I’ve always been a performer, ever since I was little. I craved attention, still do. Dancing, singing, putting on a show — it just came naturally. But not just onstage. I’m a performer in everyday life. It’s not on purpose exactly. I think we all do this to some extent, but I know mine is quite a lot. My family and close friends could probably tell you that they can see the switch flip when I’m “on.” I’m at least self-aware about this.
It’s not that I’m being fake. I’m just presenting as being in my best state. It is subconsciously done. I don’t even think about what I’m doing — when it’s time, I’m just on.
Part of this must come from my desire to manifest positivity, which I think is of utmost importance. It makes me feel happier and more in control. But the rest of it, I have no idea. I think most people have a fear of vulnerability, so that may play into it. But it honestly comes so naturally that really don’t know why it’s my go-to. I certainly don’t feel like I have to act like I feel good all the time (so save me the lecture). I just do.
To be clear: I am good. I am emotionally doing pretty well, and a lot of the time I do feel good. But some of the time I physically do not. Especially lately, I sometimes feel very fatigued. But when I’m on, I don’t act like I’m tired. By all appearances, I’m normal. And I just go.

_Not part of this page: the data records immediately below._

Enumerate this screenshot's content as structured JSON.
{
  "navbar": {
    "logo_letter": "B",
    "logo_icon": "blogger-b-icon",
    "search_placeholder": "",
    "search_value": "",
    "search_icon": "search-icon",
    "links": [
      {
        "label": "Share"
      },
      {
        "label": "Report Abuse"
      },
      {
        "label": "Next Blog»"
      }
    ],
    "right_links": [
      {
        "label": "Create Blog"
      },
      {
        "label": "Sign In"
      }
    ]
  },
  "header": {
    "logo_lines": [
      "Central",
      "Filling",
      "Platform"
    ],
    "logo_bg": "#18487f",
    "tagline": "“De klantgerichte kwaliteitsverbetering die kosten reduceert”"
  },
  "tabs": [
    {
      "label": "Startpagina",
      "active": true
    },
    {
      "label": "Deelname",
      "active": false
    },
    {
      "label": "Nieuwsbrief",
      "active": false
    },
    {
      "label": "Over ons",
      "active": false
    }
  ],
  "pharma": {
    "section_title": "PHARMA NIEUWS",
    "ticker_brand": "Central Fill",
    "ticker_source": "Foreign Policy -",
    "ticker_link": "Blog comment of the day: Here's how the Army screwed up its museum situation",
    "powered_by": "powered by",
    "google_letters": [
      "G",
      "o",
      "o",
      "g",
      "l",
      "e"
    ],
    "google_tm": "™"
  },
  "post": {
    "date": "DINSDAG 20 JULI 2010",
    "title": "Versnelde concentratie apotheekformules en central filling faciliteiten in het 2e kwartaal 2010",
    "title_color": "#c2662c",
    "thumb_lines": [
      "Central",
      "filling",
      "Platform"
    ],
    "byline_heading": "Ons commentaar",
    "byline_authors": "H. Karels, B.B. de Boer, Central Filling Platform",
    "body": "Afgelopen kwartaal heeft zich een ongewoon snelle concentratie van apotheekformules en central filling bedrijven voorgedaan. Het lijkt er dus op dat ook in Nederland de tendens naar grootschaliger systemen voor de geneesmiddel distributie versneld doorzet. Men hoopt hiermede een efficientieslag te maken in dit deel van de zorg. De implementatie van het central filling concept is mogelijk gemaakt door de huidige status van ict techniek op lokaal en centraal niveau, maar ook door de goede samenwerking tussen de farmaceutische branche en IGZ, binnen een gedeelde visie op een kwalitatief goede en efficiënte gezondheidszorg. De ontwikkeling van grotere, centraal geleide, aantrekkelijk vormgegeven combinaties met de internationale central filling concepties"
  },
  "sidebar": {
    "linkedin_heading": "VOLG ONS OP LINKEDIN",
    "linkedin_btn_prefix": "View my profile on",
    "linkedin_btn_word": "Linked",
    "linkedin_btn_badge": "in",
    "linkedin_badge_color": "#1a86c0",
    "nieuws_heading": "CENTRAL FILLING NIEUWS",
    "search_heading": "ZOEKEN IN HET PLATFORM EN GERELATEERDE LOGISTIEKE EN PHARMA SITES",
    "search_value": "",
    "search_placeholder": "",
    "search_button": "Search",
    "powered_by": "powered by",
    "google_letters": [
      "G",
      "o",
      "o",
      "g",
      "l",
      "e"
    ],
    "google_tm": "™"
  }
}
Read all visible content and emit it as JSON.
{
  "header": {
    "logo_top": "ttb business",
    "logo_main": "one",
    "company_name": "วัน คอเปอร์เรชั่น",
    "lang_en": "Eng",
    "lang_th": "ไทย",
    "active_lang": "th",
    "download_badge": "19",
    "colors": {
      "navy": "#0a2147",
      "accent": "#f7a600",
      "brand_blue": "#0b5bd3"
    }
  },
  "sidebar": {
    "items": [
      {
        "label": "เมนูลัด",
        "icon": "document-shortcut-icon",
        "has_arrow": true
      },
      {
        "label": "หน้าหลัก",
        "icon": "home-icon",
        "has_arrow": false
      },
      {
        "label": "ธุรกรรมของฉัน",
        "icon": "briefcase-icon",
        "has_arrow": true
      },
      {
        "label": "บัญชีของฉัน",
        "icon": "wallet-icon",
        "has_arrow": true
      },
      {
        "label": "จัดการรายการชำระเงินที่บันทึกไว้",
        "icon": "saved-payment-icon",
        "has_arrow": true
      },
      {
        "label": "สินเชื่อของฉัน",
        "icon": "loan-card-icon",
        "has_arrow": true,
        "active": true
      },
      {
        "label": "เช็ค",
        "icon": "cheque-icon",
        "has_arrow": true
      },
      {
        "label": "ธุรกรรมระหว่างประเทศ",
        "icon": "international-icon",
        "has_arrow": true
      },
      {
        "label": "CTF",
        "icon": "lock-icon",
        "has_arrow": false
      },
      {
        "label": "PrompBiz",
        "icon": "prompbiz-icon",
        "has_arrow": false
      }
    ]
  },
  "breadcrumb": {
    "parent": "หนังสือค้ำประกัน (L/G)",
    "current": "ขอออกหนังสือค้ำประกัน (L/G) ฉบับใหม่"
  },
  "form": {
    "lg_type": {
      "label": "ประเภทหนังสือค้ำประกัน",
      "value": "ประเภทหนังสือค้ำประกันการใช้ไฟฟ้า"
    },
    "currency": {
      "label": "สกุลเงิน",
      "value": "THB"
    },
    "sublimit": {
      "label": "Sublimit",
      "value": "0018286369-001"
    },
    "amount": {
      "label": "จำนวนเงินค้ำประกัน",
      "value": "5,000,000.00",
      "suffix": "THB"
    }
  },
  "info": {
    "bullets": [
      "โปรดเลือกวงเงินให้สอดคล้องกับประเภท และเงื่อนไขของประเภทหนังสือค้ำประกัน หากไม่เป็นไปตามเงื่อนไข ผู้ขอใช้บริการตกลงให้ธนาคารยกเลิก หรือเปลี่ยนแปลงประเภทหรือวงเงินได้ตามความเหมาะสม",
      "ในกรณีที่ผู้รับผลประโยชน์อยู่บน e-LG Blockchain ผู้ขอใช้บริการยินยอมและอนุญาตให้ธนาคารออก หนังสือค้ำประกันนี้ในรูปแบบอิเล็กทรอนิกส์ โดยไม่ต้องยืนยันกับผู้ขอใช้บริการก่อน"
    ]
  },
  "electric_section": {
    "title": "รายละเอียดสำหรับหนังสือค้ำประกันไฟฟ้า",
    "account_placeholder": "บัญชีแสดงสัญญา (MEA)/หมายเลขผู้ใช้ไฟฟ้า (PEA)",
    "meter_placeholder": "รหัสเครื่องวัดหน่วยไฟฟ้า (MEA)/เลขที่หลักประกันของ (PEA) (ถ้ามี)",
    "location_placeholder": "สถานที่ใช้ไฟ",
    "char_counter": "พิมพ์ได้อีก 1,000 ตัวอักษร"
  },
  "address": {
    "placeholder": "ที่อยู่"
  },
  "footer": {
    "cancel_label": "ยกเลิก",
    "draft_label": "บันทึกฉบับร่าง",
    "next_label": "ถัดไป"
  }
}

I don’t know the point exactly of sharing this; I suppose it’s just an observation. I’m unclear on the “why” (and sometimes on the “how,” to be honest), but I know that it’s what I do, and it probably won’t change significantly. Maybe I want people to know that I do get tired and I do have bad days, and you may not see it. But I’m sure that’s true for a lot of people. And we’re just going. And whatever way we choose to handle it, that’s OK.